Unit 5 Session 2 (Click for link to problem statements)

U-nderstand

Understand what the interviewer is asking for by using test cases and questions about the problem.

  • What should happen if the first node (head) contains the value val?
    • If the head node has the value val, it should be removed and the function should return the next node as the new head of the list.

P-lan

Plan the solution with appropriate visualizations and pseudocode.

General Idea: Traverse the linked list to find and remove the first node with the given value val. Adjust the links appropriately to maintain the list's integrity.

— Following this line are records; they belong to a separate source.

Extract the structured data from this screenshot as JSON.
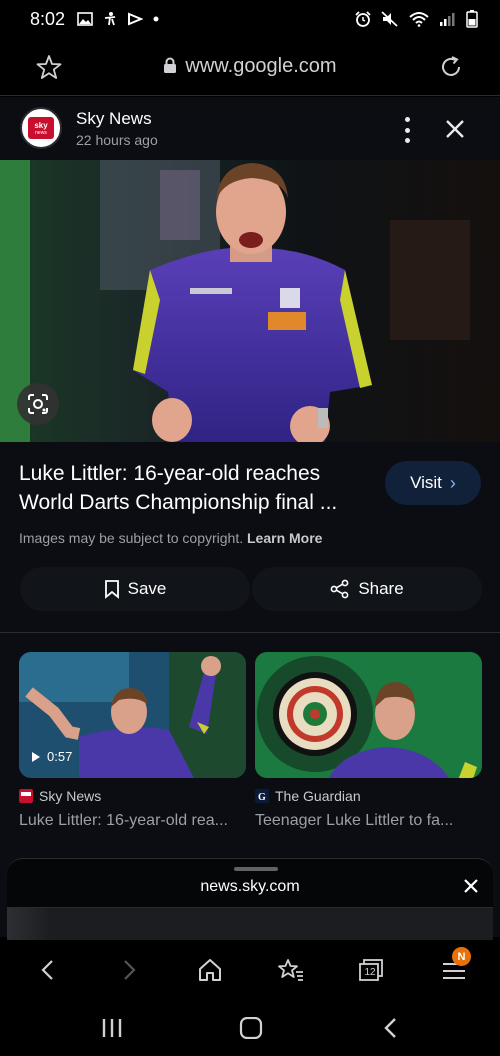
{
  "status_bar": {
    "time": "8:02",
    "left_icons": [
      "gallery-icon",
      "accessibility-icon",
      "media-icon",
      "dot-icon"
    ],
    "right_icons": [
      "alarm-icon",
      "mute-icon",
      "wifi-icon",
      "signal-icon",
      "battery-icon"
    ]
  },
  "url_bar": {
    "url": "www.google.com"
  },
  "panel": {
    "source_name": "Sky News",
    "source_time": "22 hours ago",
    "logo_text_top": "sky",
    "logo_text_bottom": "news",
    "headline": "Luke Littler: 16-year-old reaches World Darts Championship final ...",
    "visit_label": "Visit",
    "copyright_text": "Images may be subject to copyright.",
    "learn_more_label": "Learn More",
    "save_label": "Save",
    "share_label": "Share"
  },
  "related": [
    {
      "source": "Sky News",
      "title": "Luke Littler: 16-year-old rea...",
      "duration": "0:57"
    },
    {
      "source": "The Guardian",
      "title": "Teenager Luke Littler to fa..."
    }
  ],
  "sheet": {
    "domain": "news.sky.com"
  },
  "toolbar": {
    "badge": "N",
    "tabs_count": "12"
  },
  "colors": {
    "panel_bg": "#0b0d12",
    "visit_bg": "#12213a",
    "badge_orange": "#e8710a",
    "sky_red": "#c8102e",
    "link_blue": "#8ab4f8"
  }
}
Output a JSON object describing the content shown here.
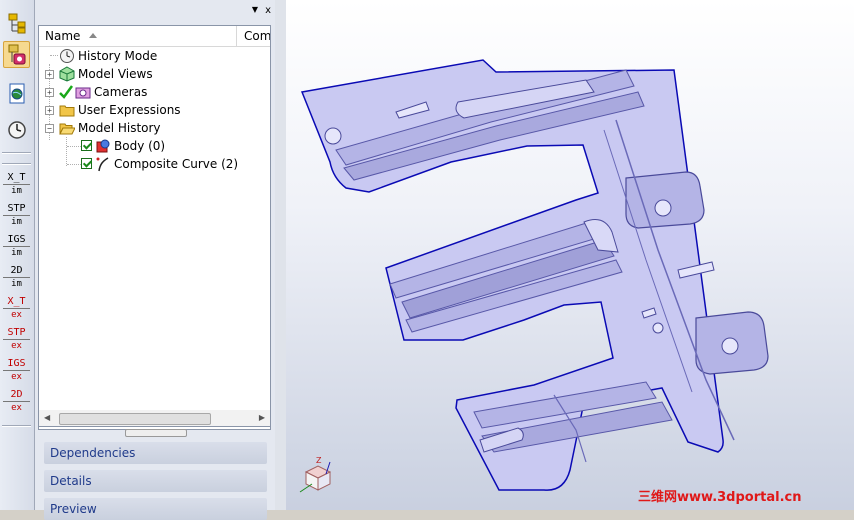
{
  "iconbar": {
    "tools": [
      {
        "icon": "assembly-tree-icon"
      },
      {
        "icon": "model-history-icon",
        "active": true
      },
      {
        "icon": "globe-page-icon"
      },
      {
        "icon": "clock-icon"
      }
    ],
    "formats": [
      {
        "top": "X_T",
        "bottom": "im",
        "color": "#000000"
      },
      {
        "top": "STP",
        "bottom": "im",
        "color": "#000000"
      },
      {
        "top": "IGS",
        "bottom": "im",
        "color": "#000000"
      },
      {
        "top": "2D",
        "bottom": "im",
        "color": "#000000"
      },
      {
        "top": "X_T",
        "bottom": "ex",
        "color": "#c00000"
      },
      {
        "top": "STP",
        "bottom": "ex",
        "color": "#c00000"
      },
      {
        "top": "IGS",
        "bottom": "ex",
        "color": "#c00000"
      },
      {
        "top": "2D",
        "bottom": "ex",
        "color": "#c00000"
      }
    ]
  },
  "panel": {
    "close_label": "x",
    "columns": {
      "name": "Name",
      "comment": "Com"
    },
    "tree": [
      {
        "label": "History Mode",
        "icon": "clock-icon"
      },
      {
        "label": "Model Views",
        "icon": "views-icon"
      },
      {
        "label": "Cameras",
        "icon": "camera-icon"
      },
      {
        "label": "User Expressions",
        "icon": "folder-icon"
      },
      {
        "label": "Model History",
        "icon": "folder-open-icon"
      },
      {
        "label": "Body (0)",
        "icon": "body-icon"
      },
      {
        "label": "Composite Curve (2)",
        "icon": "curve-icon"
      }
    ],
    "sections": [
      "Dependencies",
      "Details",
      "Preview"
    ]
  },
  "viewport": {
    "part_color": "#c9c9f2",
    "edge_color": "#0a0ab4",
    "watermark": "三维网www.3dportal.cn"
  }
}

1) Check if the linked list is empty; if so, return the head as is.
2) Check if the head node contains the value `val`:
   - If it does, set the head to `head.next` to remove the first node and return the new head.
3) Use two pointers, `previous` and `current`, to traverse the list:
   - `previous` starts at the head, and `current` starts at `head.next`.
   - Loop through the list to find the node with value `val`.
   - If found, adjust `previous.next` to skip `current`, effectively removing it from the list.
4) Return the head of the list, which could be unchanged if no node with `val` was found.

⚠️ Common Mistakes

  • Not properly handling the case where the node to remove is the head.
  • Failing to update the next pointer of the previous node, which could leave the list incorrectly linked.
  • Returning the head inside the loop, which could stop the function prematurely without removing the node.

I-mplement

def ll_remove(head, val):
    # Check if the list is empty
    if head is None:
        return head

    # If the node to be removed is the head of the list
    if head.value == val:
        return head.next

    # Initialize pointers
    current = head.next
    previous = head

    # Traverse the list to find the node to remove
    while current:
        if current.value == val:
            # Remove the node by skipping it
            previous.next = current.next
            return head
        previous = current
        current = current.next

    # If no node was found with the value `val`, return the original head
    return head